The Atheist Experience posted a great rant that really got me thinking. Here is an excerpt:
What a sickening cesspool of hate and fear Christianity has become. How can so many of its adherents live with themselves, when they actively take steps to bully, victimize, and bring misery to the lives of a group of people for the sole crime of being different? Word comes from California that it isn't enough for the supporters of Proposition H8 that they've banned gay marriage. Now they want to nullify the thousands of marriages that were performed in the few brief weeks that gays and lesbians actually got to see what having a basic human right was like.Of course, the Christian extremists referenced in the first couple of sentences do not interpret what they are doing as bullying and the like. That is okay. The point, and the source of at least some of my optimism, is that others are starting to do so.

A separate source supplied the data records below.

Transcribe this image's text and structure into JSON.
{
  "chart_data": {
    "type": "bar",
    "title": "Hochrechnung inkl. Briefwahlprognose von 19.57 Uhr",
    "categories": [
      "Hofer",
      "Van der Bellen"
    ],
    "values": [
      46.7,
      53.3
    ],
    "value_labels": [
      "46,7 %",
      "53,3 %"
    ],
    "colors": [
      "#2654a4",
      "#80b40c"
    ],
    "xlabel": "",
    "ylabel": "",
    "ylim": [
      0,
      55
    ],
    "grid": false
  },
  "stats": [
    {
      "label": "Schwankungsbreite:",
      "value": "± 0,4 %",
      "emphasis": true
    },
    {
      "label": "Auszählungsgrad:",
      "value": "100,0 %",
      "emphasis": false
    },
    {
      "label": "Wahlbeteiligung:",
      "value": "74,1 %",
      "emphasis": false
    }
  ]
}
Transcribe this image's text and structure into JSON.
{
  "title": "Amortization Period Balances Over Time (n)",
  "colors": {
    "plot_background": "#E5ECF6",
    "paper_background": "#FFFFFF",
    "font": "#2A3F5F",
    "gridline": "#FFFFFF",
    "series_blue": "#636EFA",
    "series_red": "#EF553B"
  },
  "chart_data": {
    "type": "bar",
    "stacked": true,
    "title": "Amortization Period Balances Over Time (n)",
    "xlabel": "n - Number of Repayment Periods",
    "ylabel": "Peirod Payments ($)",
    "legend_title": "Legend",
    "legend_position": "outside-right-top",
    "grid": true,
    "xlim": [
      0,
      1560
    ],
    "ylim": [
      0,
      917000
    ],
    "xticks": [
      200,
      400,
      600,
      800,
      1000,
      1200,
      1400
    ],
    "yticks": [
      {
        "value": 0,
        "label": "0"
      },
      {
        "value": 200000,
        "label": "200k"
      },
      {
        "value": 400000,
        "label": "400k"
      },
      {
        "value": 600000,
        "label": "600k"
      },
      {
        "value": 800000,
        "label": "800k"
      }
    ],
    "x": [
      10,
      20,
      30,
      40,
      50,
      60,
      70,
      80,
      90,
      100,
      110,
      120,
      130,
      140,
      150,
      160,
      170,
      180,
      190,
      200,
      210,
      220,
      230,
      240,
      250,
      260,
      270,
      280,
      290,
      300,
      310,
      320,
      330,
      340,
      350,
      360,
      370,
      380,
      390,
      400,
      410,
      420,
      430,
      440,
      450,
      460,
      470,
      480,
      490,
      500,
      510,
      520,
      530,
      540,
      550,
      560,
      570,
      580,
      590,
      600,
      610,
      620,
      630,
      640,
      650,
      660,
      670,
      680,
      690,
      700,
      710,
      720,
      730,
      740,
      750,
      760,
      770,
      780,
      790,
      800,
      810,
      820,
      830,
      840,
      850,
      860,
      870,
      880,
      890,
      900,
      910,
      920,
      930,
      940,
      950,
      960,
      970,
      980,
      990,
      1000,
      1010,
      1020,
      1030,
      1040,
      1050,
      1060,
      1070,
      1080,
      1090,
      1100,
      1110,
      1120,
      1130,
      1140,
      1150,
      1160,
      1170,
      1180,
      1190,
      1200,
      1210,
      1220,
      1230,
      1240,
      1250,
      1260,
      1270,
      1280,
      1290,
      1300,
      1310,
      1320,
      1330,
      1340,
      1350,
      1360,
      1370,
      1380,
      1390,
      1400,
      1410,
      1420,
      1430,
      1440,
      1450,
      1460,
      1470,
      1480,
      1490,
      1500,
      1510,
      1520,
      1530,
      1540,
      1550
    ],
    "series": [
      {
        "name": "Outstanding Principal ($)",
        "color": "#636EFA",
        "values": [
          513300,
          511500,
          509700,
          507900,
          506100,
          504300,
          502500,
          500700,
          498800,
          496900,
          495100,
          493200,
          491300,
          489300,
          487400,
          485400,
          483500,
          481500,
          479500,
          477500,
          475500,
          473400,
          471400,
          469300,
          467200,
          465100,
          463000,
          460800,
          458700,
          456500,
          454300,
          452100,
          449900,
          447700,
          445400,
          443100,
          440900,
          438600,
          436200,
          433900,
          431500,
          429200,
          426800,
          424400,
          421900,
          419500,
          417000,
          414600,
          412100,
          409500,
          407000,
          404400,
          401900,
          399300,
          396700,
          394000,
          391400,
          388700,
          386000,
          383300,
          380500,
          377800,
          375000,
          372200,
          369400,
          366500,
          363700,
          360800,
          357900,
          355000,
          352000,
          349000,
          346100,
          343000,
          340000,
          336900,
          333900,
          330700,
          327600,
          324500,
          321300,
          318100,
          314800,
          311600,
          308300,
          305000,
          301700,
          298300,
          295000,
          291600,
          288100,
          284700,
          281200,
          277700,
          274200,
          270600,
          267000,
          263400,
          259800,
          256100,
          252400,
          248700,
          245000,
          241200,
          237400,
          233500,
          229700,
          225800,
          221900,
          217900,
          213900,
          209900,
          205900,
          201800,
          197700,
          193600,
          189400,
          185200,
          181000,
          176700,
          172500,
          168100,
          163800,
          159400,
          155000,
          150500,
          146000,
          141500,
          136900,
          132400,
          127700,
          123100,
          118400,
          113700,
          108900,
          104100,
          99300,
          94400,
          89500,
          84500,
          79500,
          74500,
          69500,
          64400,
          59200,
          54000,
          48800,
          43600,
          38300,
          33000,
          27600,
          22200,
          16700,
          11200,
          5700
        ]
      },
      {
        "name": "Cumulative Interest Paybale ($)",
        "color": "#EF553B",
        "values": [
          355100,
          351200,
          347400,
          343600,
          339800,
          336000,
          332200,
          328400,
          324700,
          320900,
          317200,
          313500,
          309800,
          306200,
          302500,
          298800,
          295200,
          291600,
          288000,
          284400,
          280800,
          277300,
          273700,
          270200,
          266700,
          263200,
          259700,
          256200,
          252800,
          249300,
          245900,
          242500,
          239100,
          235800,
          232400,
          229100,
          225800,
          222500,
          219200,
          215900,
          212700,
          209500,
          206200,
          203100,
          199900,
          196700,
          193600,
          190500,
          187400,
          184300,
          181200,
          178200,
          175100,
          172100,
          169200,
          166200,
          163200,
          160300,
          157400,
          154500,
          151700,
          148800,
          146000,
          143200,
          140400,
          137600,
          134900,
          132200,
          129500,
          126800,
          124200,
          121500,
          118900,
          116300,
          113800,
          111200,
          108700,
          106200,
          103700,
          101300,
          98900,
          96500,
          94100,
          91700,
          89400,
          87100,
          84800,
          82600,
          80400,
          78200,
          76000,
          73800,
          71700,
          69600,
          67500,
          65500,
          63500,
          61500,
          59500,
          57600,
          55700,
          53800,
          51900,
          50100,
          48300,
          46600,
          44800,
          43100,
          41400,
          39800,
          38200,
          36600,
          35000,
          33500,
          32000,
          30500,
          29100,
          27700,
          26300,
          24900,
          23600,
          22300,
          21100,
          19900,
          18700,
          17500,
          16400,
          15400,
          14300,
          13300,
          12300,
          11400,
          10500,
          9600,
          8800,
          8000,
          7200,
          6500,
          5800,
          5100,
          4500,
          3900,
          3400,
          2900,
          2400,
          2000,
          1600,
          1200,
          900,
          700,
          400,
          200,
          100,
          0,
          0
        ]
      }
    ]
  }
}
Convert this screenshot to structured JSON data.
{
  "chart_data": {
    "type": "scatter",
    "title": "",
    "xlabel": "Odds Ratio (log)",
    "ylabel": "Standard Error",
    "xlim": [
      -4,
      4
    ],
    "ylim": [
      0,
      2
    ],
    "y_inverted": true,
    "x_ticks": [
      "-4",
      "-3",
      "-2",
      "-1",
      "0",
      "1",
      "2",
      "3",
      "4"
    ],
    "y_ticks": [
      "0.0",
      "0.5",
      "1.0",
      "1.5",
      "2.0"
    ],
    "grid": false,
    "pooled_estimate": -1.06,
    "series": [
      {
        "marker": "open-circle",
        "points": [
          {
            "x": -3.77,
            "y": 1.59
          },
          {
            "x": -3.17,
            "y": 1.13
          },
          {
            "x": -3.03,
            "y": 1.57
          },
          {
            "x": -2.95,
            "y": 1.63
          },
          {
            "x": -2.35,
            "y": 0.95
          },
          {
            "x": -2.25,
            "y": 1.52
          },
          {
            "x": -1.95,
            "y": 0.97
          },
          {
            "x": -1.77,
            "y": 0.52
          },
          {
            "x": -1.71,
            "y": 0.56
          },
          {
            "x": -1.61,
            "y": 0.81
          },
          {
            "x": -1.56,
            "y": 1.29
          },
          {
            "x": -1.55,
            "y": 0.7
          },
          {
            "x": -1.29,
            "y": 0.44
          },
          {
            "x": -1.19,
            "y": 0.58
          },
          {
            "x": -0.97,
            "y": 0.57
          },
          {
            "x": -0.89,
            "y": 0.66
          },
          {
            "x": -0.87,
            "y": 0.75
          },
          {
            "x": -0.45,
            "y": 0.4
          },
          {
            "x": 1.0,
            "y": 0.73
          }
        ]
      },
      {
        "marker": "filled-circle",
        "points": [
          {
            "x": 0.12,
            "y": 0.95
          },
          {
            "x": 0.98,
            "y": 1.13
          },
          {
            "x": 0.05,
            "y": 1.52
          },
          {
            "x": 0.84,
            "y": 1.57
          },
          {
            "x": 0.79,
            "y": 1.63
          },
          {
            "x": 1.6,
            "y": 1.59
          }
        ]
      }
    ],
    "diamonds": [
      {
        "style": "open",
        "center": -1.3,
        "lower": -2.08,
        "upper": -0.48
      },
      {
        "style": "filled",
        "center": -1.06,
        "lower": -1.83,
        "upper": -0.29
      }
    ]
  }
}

The degree to which hatred of gays is socially acceptable has declined substantially in the U.S. during my lifetime (except for when it is directed at atheists). Homophobia and anti-gay bigotry are still with us, to be sure. However, for a variety of reasons (mostly attributable to the GLBT community itself) it is somewhat less possible to express them with impunity than it used to be.
I believe this trend will continue, much as it has for racism and sexism. I will not live to see the end of Christian extremism, but I am quite confident that I will live to see the day when the majority of Americans not only accept gay marriage but look upon the current period of homophobia and bigotry with embarrassment. Children will grow up as puzzled by what they hear about gay rights as some of us have about equal rights for women or African Americans. It will not occur to them how they ever could have been a period in history when it was not okay for two consenting adults to marry.
What does this mean for the atheist movement? Plenty. First, I worry that anti-atheist bigotry may actually intensify as anti-gay bigotry becomes less acceptable. We have done such a poor job of organizing and becoming a political force that we are going to make an easy target. And if there is one thing we better have learned about Christian extremists by now, it is that they need a target.
But the news is not all bad. The second implication for us is that we have an effective model in the GLBT community from which we can learn a great deal. There is no need to start from square-one. We have a viable map if we are willing to use it.
Third, the Christian right (and to some degree Christianity itself) is at a real crossroads. Christian extremists have attached themselves so pervasively to bigotry and hatred of anyone who does not believe as they do that they are decreasing their odds of surviving in a multicultural world. Moderate Christians, on the other hand, have been doing some remarkable and praiseworthy things lately (e.g., working to end global poverty, fighting the spread of AIDS, protecting the environment, etc.). As gay rights becomes the norm, the gap between the extremists and the moderates will continue to widen. Perhaps moderates will finally realize that they can truly elevate their religion by jettisoning the extremists.
If my atheist readers are tempted at this point to protest that even such an improved religion would still be a religion and therefore bad, I'd have to say that I'm not sure I agree. Yes, an elevated sort of Christianity such as what I describe here would still make use of faith and would therefore be inherently irrational. But such a revitalized form of Christianity could end up being a genuine force for good. Imagine a religion focused on improving our world for all people. I'm not saying I'd join up, but I'd certainly see such a religion as a step in the right direction.